Cellular memory hints at the origins of intelligence
Slime mould displays remarkable rhythmic recall.
Learning and memory — abilities associated with a brain or, at the very least, neuronal activity — have been observed in protoplasmic slime, a unicellular organism with multiple nuclei.
When the amoeba Physarum polycephalum is subjected to a series of shocks at regular intervals, it learns the pattern and changes its behaviour in anticipation of the next one to come1, according to a team of researchers in Japan. Remarkably, this memory stays in the slime mould for hours, even when the shocks themselves stop. A single renewed shock after a 'silent' period will leave the mould expecting another to follow in the rhythm it learned previously. Toshiyuki Nakagaki of Hokkaido University in Sapporo and his colleagues say that their findings “hint at the cellular origins of primitive intelligence”.
It is well-established that cells receive, interpret and adjust to environmental fluctuations, says microbiologist James Shapiro of the University of Chicago, Illinois. But if the results stand up, he says, “this paper would add a cellular memory to those capabilities”.
The organism chosen by the Japanese team could scarcely seem less promising as a quick learner. Physarum polycephalum is a slime mould belonging to the Amoebozoa phylum. It moves at a steady rate of about one centimetre per hour at room temperature, but this changes with the humidity of its environment. It slows down in drier air, and Nakagaki's team used this sensitivity to stimulate learning.
The team found that when the mould experienced three episodes of dry air in regular succession an hour apart, it apparently came to expect more: it slowed down when a fourth pulse of dry air was due, even if none was actually applied. Sometimes this anticipatory slow-down would be repeated another hour later, and even a third. The same behaviour was seen when the pulses were experienced at other regular time intervals — say, every half hour or every 1.5 hours.
If the dry episodes did not recur after the first three, the amoeba's sense of expectation gradually faded away. But then applying a single dry pulse about six hours later commonly led to another anticipatory slowing in step with the earlier rhythm.
The same team has previously shown that these amoebae can negotiate mazes and solve simple puzzles2,3. So the new finding adds to “the cool things Physarum can do”, says applied mathematician Steven Strogatz of Cornell University in Ithaca, New York.
Like all living organisms, slime moulds have built-in biochemical oscillators, like the human body clock.
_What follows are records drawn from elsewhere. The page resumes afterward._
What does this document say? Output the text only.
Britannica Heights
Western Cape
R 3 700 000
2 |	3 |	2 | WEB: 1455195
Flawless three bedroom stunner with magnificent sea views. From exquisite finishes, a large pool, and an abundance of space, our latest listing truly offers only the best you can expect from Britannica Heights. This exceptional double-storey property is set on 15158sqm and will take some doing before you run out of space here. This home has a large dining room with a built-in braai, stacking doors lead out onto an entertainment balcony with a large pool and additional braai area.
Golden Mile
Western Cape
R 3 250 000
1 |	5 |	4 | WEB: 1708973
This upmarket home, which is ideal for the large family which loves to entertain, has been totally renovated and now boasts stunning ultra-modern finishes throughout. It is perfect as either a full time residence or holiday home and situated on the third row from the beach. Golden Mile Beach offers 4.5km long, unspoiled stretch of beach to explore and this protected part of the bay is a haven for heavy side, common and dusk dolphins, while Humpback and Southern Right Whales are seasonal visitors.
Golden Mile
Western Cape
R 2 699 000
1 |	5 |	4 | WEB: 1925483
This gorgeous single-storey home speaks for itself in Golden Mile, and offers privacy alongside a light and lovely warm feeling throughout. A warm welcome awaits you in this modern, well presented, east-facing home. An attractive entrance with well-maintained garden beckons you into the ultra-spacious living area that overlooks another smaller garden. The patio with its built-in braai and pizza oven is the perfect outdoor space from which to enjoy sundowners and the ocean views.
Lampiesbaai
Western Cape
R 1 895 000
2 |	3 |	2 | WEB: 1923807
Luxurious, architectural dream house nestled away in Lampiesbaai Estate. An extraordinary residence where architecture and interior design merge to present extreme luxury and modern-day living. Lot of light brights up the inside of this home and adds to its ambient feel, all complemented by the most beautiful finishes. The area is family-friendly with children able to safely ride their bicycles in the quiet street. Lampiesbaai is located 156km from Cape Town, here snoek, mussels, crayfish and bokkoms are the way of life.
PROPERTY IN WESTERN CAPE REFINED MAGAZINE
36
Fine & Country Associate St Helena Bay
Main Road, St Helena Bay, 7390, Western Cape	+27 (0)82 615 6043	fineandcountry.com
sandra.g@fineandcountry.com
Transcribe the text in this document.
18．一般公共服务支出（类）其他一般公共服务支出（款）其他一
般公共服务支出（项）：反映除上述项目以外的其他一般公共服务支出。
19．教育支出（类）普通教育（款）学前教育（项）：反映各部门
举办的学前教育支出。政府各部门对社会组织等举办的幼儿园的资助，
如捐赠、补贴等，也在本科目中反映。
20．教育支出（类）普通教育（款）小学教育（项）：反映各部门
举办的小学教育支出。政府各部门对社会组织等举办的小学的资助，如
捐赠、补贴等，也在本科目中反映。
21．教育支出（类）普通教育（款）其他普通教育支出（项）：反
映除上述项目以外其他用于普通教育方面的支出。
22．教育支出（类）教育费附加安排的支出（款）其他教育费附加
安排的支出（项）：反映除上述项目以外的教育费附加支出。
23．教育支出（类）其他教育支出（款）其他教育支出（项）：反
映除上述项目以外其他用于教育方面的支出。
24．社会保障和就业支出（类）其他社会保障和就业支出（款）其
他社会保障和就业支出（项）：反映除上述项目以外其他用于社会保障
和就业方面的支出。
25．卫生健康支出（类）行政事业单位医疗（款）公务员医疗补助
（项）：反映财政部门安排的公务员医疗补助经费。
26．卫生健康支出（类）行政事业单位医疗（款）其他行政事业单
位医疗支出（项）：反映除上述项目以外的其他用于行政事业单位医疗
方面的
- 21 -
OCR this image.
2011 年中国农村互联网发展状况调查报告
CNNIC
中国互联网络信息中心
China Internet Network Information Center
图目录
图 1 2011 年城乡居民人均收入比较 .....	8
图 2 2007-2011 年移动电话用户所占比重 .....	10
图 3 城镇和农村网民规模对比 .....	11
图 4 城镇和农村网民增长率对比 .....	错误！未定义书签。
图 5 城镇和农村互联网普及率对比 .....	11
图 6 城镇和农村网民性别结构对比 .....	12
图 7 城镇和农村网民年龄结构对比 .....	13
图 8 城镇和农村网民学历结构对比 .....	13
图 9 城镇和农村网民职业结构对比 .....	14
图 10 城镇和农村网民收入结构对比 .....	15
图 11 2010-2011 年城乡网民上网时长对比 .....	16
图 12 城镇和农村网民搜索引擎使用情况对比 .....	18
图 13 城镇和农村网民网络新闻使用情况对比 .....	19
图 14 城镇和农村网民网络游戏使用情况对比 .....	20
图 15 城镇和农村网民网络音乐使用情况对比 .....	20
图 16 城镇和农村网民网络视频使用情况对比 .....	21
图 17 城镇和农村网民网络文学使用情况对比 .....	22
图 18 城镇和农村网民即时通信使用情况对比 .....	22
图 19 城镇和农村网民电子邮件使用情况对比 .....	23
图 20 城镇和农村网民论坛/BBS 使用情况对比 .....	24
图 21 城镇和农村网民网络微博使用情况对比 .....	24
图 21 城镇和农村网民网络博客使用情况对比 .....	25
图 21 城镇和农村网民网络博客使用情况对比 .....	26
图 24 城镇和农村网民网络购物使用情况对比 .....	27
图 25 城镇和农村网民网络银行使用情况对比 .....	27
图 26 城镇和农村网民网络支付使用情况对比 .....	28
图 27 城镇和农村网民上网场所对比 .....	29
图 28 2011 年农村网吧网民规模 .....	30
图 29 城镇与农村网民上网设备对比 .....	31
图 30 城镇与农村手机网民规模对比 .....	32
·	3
In other kinds of slime mould, these oscillators can create periodic ripple patterns in response to environmental stress, helping the organism coordinate its movements. Nakagaki's group thinks that the versatile rhythmic sense of Physarum stems from many different biochemical oscillators in the colony operating at a continuous range of frequencies.
The team's calculations show that such a group of oscillators can pick up and 'learn' any imposed rhythmic beat, although the knowledge decays quickly once stimulus ceases. The calculations also show that a memory of the beat can stay within the system, and be released again by a single, later pulse — just as the researchers observed.
- Saigusa, T., Tero, A., Nakagaki, T. & Kuramoto, Y. Phys. Rev. Lett. 100, 018101 (2008).
- Nakagaki, T., Yamada, H. & Tóth, Á. Nature 407, 470 (2000).
- Nakagaki, T., Kobayashi, R., Nishiura, Y. & Ueda, T. Proc. R. Soc. B 271, 2305-2310 (2004).